Electronic Personal Health Records: An Environmental Scan

Working Paper Authors Publish Date
34 Norm Archer
Urslin Fevrier-Thomas
Cynthia Lokker
Ann McKibbon
Don Willison
Sharon Straus
Sep. 2010

Electronic Personal Health Record systems (ePHRs) are systems that support patient
centred health and/or medical records in electronic form and that are accessible to patients themselves. These can help patients and their families to access informed knowledge that can assist in self management of conditions and diseases. The objective of this study is to review the literature on ePHRs and to describe the design, functionality, implementations, applications, outcomes, and the perceived and real benefits of ePHRs. The major conclusions from the study are: 1) Since primary care physicians play a key role in their patients’ health, and since patient ePHRs will likely be linked in some way to their
physicians’ Electronic Medical Record systems (EMRs), the key to ePHR adoption in North America is the rapid and continuing growth in physician adoption of EMRs; 2) Many ePHR systems that have been studied are physician-oriented. Thus, many have not included additional patient-oriented functionalities that are needed for maximum effectiveness. Until such ePHR systems are provided for patients, it is unlikely that tangible and/or intangible improvements in health outcomes will be demonstrated; 3) Not every consumer or patient is motivated to use an ePHR, so a low overall adoption rate is to be expected.

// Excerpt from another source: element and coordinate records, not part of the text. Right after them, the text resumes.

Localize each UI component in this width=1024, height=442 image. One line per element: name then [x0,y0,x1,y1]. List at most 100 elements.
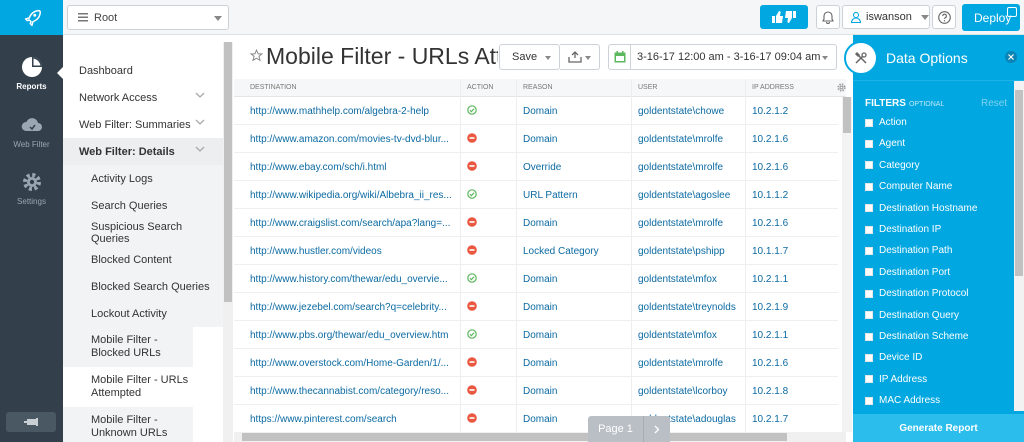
filter-option[interactable]: Agent [865,138,905,149]
star-icon[interactable] [250,49,263,62]
generate-report-button[interactable]: Generate Report [853,414,1024,442]
table-row[interactable]: https://www.pinterest.com/search Domain go… [234,405,838,432]
cell-reason[interactable]: Domain [523,134,557,145]
filter-checkbox[interactable] [865,161,873,170]
column-header-destination[interactable]: Destination [250,84,297,91]
filter-checkbox[interactable] [865,225,873,234]
filter-option[interactable]: Destination Protocol [865,288,969,299]
cell-reason[interactable]: Domain [523,218,557,229]
date-range-button[interactable]: 3-16-17 12:00 am - 3-16-17 09:04 am [608,44,837,70]
cell-user[interactable]: goldentstate\chowe [638,106,748,117]
save-button[interactable]: Save [499,44,560,70]
cell-destination[interactable]: http://www.overstock.com/Home-Garden/1/.… [250,358,455,369]
notifications-button[interactable] [816,5,840,29]
sidebar-item-blocked-content[interactable]: Blocked Content [63,246,223,273]
filter-option[interactable]: Destination Path [865,245,952,256]
cell-reason[interactable]: Domain [523,106,557,117]
cell-destination[interactable]: http://www.mathhelp.com/algebra-2-help [250,106,455,117]
filter-option[interactable]: Device ID [865,352,922,363]
cell-user[interactable]: goldentstate\mfox [638,274,748,285]
filter-option[interactable]: Destination Port [865,267,950,278]
cell-ip[interactable]: 10.2.1.6 [752,218,788,229]
filter-option[interactable]: Destination IP [865,224,941,235]
filter-checkbox[interactable] [865,118,873,127]
filter-checkbox[interactable] [865,182,873,191]
table-vertical-scrollbar[interactable] [842,97,852,432]
cell-ip[interactable]: 10.1.1.7 [752,246,788,257]
table-vertical-scrollbar-thumb[interactable] [843,97,851,133]
column-header-ip[interactable]: IP Address [752,84,794,91]
table-row[interactable]: http://www.history.com/thewar/edu_overvi… [234,265,838,293]
help-button[interactable] [932,5,956,29]
next-page-button[interactable] [643,416,670,442]
table-row[interactable]: http://www.mathhelp.com/algebra-2-help Do… [234,97,838,125]
cell-ip[interactable]: 10.2.1.6 [752,134,788,145]
column-header-user[interactable]: User [638,84,657,91]
table-row[interactable]: http://www.wikipedia.org/wiki/Albebra_ii… [234,181,838,209]
sidebar-item-blocked-search-queries[interactable]: Blocked Search Queries [63,273,223,300]
filter-checkbox[interactable] [865,139,873,148]
cell-destination[interactable]: http://www.jezebel.com/search?q=celebrit… [250,302,455,313]
filter-checkbox[interactable] [865,204,873,213]
sidebar-item-search-queries[interactable]: Search Queries [63,192,223,219]
root-select[interactable]: Root [67,5,229,30]
cell-user[interactable]: goldentstate\mfox [638,330,748,341]
column-header-reason[interactable]: Reason [523,84,553,91]
table-row[interactable]: http://www.ebay.com/sch/i.html Override go… [234,153,838,181]
panel-close-button[interactable] [1005,51,1017,63]
cell-ip[interactable]: 10.2.1.1 [752,274,788,285]
sidebar-item-mobile-urls-attempted[interactable]: Mobile Filter - URLs Attempted [63,367,193,407]
sidebar-item-activity-logs[interactable]: Activity Logs [63,165,223,192]
cell-ip[interactable]: 10.2.1.6 [752,358,788,369]
cell-reason[interactable]: Domain [523,330,557,341]
cell-user[interactable]: goldentstate\mrolfe [638,218,748,229]
cell-user[interactable]: goldentstate\treynolds [638,302,748,313]
column-header-action[interactable]: Action [467,84,493,91]
cell-ip[interactable]: 10.2.1.1 [752,330,788,341]
gear-icon[interactable] [836,82,846,93]
cell-reason[interactable]: Domain [523,302,557,313]
cell-user[interactable]: goldentstate\pshipp [638,246,748,257]
pin-button[interactable] [6,412,56,432]
cell-user[interactable]: goldentstate\mrolfe [638,134,748,145]
cell-ip[interactable]: 10.2.1.9 [752,302,788,313]
cell-ip[interactable]: 10.2.1.2 [752,106,788,117]
cell-destination[interactable]: http://www.thecannabist.com/category/res… [250,386,455,397]
filter-checkbox[interactable] [865,289,873,298]
sidebar-item-network-access[interactable]: Network Access [63,84,223,111]
rail-settings[interactable]: Settings [0,170,63,206]
cell-reason[interactable]: URL Pattern [523,190,578,201]
cell-destination[interactable]: http://www.pbs.org/thewar/edu_overview.h… [250,330,455,341]
sidebar-scrollbar-thumb[interactable] [224,42,232,302]
table-row[interactable]: http://www.thecannabist.com/category/res… [234,377,838,405]
cell-user[interactable]: goldentstate\mrolfe [638,162,748,173]
sidebar-item-mobile-unknown-urls[interactable]: Mobile Filter - Unknown URLs [63,407,193,442]
data-options-toggle[interactable] [844,41,878,75]
table-row[interactable]: http://www.amazon.com/movies-tv-dvd-blur… [234,125,838,153]
sidebar-item-dashboard[interactable]: Dashboard [63,57,223,84]
export-button[interactable] [560,44,600,70]
cell-destination[interactable]: http://www.craigslist.com/search/apa?lan… [250,218,455,229]
filter-checkbox[interactable] [865,353,873,362]
cell-destination[interactable]: http://www.wikipedia.org/wiki/Albebra_ii… [250,190,455,201]
cell-reason[interactable]: Domain [523,274,557,285]
table-horizontal-scrollbar-thumb[interactable] [242,433,787,441]
cell-ip[interactable]: 10.2.1.8 [752,386,788,397]
cell-reason[interactable]: Locked Category [523,246,599,257]
cell-reason[interactable]: Domain [523,414,557,425]
sidebar-item-web-filter-details[interactable]: Web Filter: Details [63,138,223,165]
deploy-button[interactable]: Deploy [962,4,1020,31]
feedback-button[interactable] [760,5,808,29]
cell-user[interactable]: goldentstate\mrolfe [638,358,748,369]
user-menu[interactable]: iswanson [842,5,930,29]
cell-ip[interactable]: 10.2.1.6 [752,162,788,173]
filter-option[interactable]: Destination Scheme [865,331,969,342]
filter-option[interactable]: Computer Name [865,181,952,192]
panel-scrollbar[interactable] [1014,81,1024,411]
table-row[interactable]: http://www.pbs.org/thewar/edu_overview.h… [234,321,838,349]
filter-option[interactable]: Destination Query [865,310,959,321]
cell-destination[interactable]: http://www.amazon.com/movies-tv-dvd-blur… [250,134,455,145]
table-row[interactable]: http://www.overstock.com/Home-Garden/1/.… [234,349,838,377]
filter-option[interactable]: IP Address [865,374,927,385]
cell-destination[interactable]: https://www.pinterest.com/search [250,414,455,425]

However, ePHRs should be well designed and implemented with the involvement of the major stakeholders (consumers and their families, physicians, healthcare agencies and funding agencies), to provide a range of functionalities that will support health self management and disease prevention for patients who are motivated to use them; 4) Randomized controlled trials are needed to test assumptions about the effectiveness of ePHRs designed specifically for patient health self management in a variety of patient populations; 5) The diffusion of ePHR use to those who are genuinely motivated to adopt this type of support will be at a significant cost if it is to be done effectively. Until solid information can be collected and the future of such systems is decided, support for ePHRs will be a major public policy issue for healthcare systems administrators and funding agencies.